Although the function of these higher visual areas is not fully
understood, it is believed that they extract relatively more complicated
information about a scene. For example, area V2 is thought to represent
moderately complex features such as angles and curvature, while
high-level areas are thought to represent very complex patterns such as
faces. The encoding model used in our experiment was designed to
describe the function of early visual areas such as V1 and V2, but was
not meant to describe higher visual areas. As one might expect, the
model does a good job of decoding information in early visual areas but
it does not perform as well in higher areas.
Are there any ethical concerns with this type of research?

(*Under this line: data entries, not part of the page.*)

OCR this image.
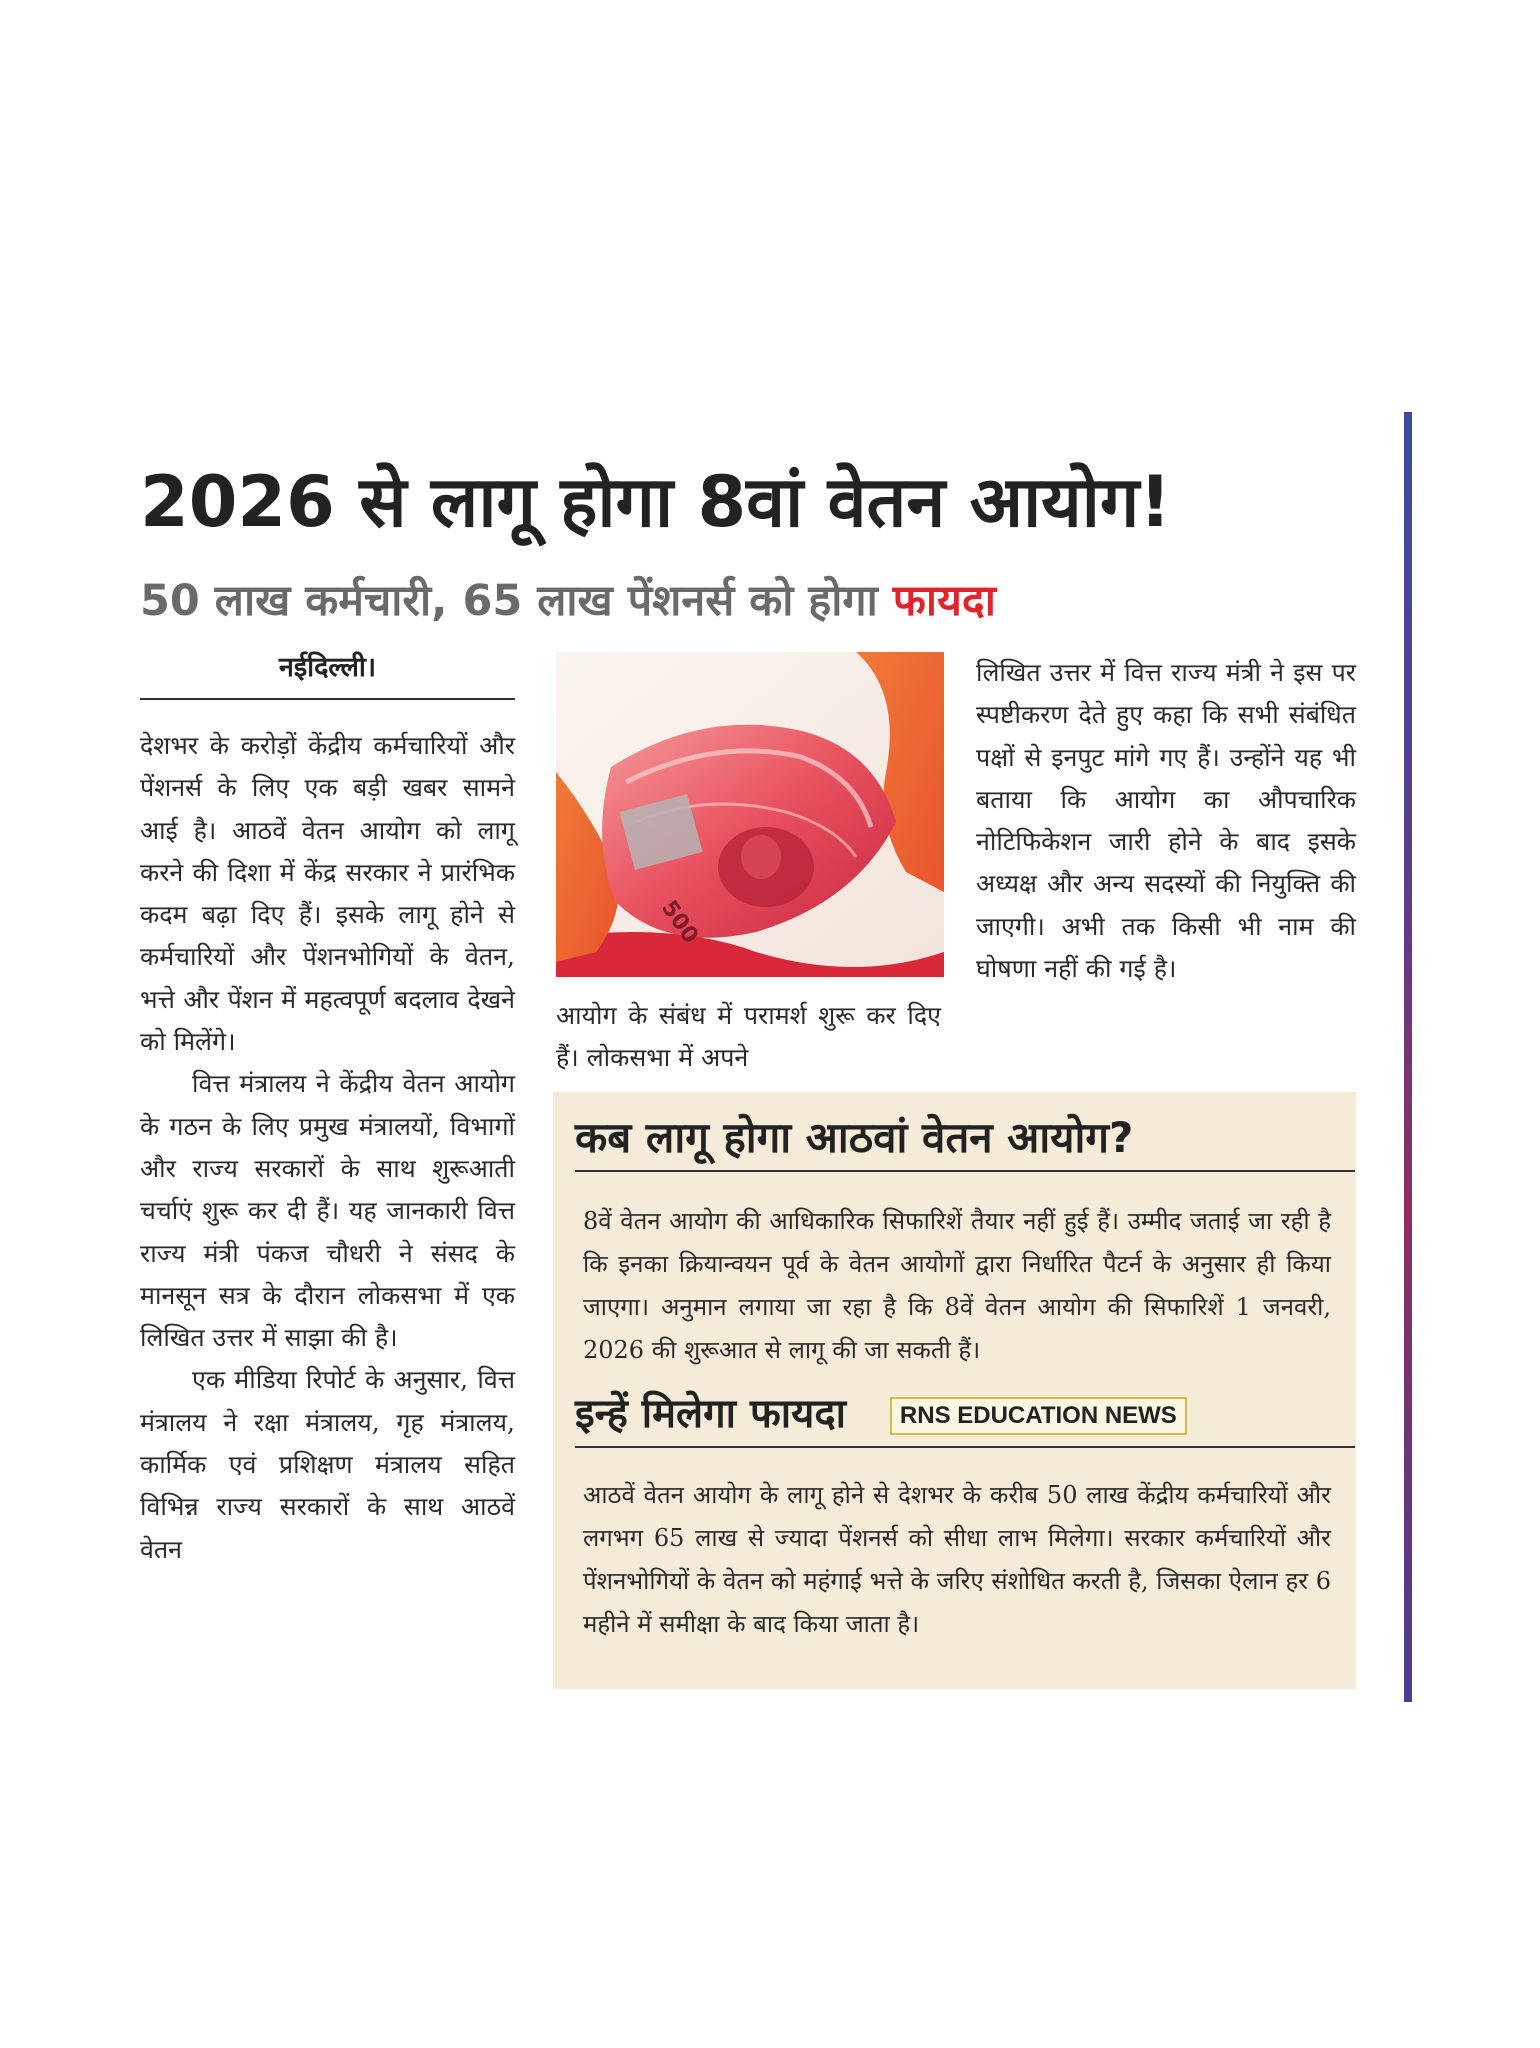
2026 से लागू होगा 8वां वेतन आयोग!
50 लाख कर्मचारी, 65 लाख पेंशनर्स को होगा फायदा
नईदिल्ली।

देशभर के करोड़ों केंद्रीय कर्मचारियों और पेंशनर्स के लिए एक बड़ी खबर सामने आई है। आठवें वेतन आयोग को लागू करने की दिशा में केंद्र सरकार ने प्रारंभिक कदम बढ़ा दिए हैं। इसके लागू होने से कर्मचारियों और पेंशनभोगियों के वेतन, भत्ते और पेंशन में महत्वपूर्ण बदलाव देखने को मिलेंगे।

वित्त मंत्रालय ने केंद्रीय वेतन आयोग के गठन के लिए प्रमुख मंत्रालयों, विभागों और राज्य सरकारों के साथ शुरूआती चर्चाएं शुरू कर दी हैं। यह जानकारी वित्त राज्य मंत्री पंकज चौधरी ने संसद के मानसून सत्र के दौरान लोकसभा में एक लिखित उत्तर में साझा की है।

एक मीडिया रिपोर्ट के अनुसार, वित्त मंत्रालय ने रक्षा मंत्रालय, गृह मंत्रालय, कार्मिक एवं प्रशिक्षण मंत्रालय सहित विभिन्न राज्य सरकारों के साथ आठवें वेतन

500

आयोग के संबंध में परामर्श शुरू कर दिए हैं। लोकसभा में अपने

लिखित उत्तर में वित्त राज्य मंत्री ने इस पर स्पष्टीकरण देते हुए कहा कि सभी संबंधित पक्षों से इनपुट मांगे गए हैं। उन्होंने यह भी बताया कि आयोग का औपचारिक नोटिफिकेशन जारी होने के बाद इसके अध्यक्ष और अन्य सदस्यों की नियुक्ति की जाएगी। अभी तक किसी भी नाम की घोषणा नहीं की गई है।

कब लागू होगा आठवां वेतन आयोग?

8वें वेतन आयोग की आधिकारिक सिफारिशें तैयार नहीं हुई हैं। उम्मीद जताई जा रही है कि इनका क्रियान्वयन पूर्व के वेतन आयोगों द्वारा निर्धारित पैटर्न के अनुसार ही किया जाएगा। अनुमान लगाया जा रहा है कि 8वें वेतन आयोग की सिफारिशें 1 जनवरी, 2026 की शुरूआत से लागू की जा सकती हैं।

इन्हें मिलेगा फायदा RNS EDUCATION NEWS

आठवें वेतन आयोग के लागू होने से देशभर के करीब 50 लाख केंद्रीय कर्मचारियों और लगभग 65 लाख से ज्यादा पेंशनर्स को सीधा लाभ मिलेगा। सरकार कर्मचारियों और पेंशनभोगियों के वेतन को महंगाई भत्ते के जरिए संशोधित करती है, जिसका ऐलान हर 6 महीने में समीक्षा के बाद किया जाता है।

The current technology for decoding brain activity is relatively
primitive. The computational models are immature, and in order to
construct a model of someone’s visual system they must spend many hours
in a large, stationary magnetic resonance scanner. For this reason it is
unlikely that this technology could be used in practical applications
any time soon. That said, both the technology for measuring brain
activity and the computational models are improving continuously. It is
possible that decoding brain activity could have serious ethical and
privacy implications downstream in, say, the 30-year time frame. As an
analogy, consider the current debates regarding availability of genetic
information. Genetic sequencing is becoming cheaper by the year, and it
will soon be possible for everyone to have their own genome sequenced.
This raises many issues regarding privacy and the accessibility of
individual genetic information. The authors believe strongly that no one
should be subjected to any form of brain-reading process involuntarily,
covertly, or without complete informed consent.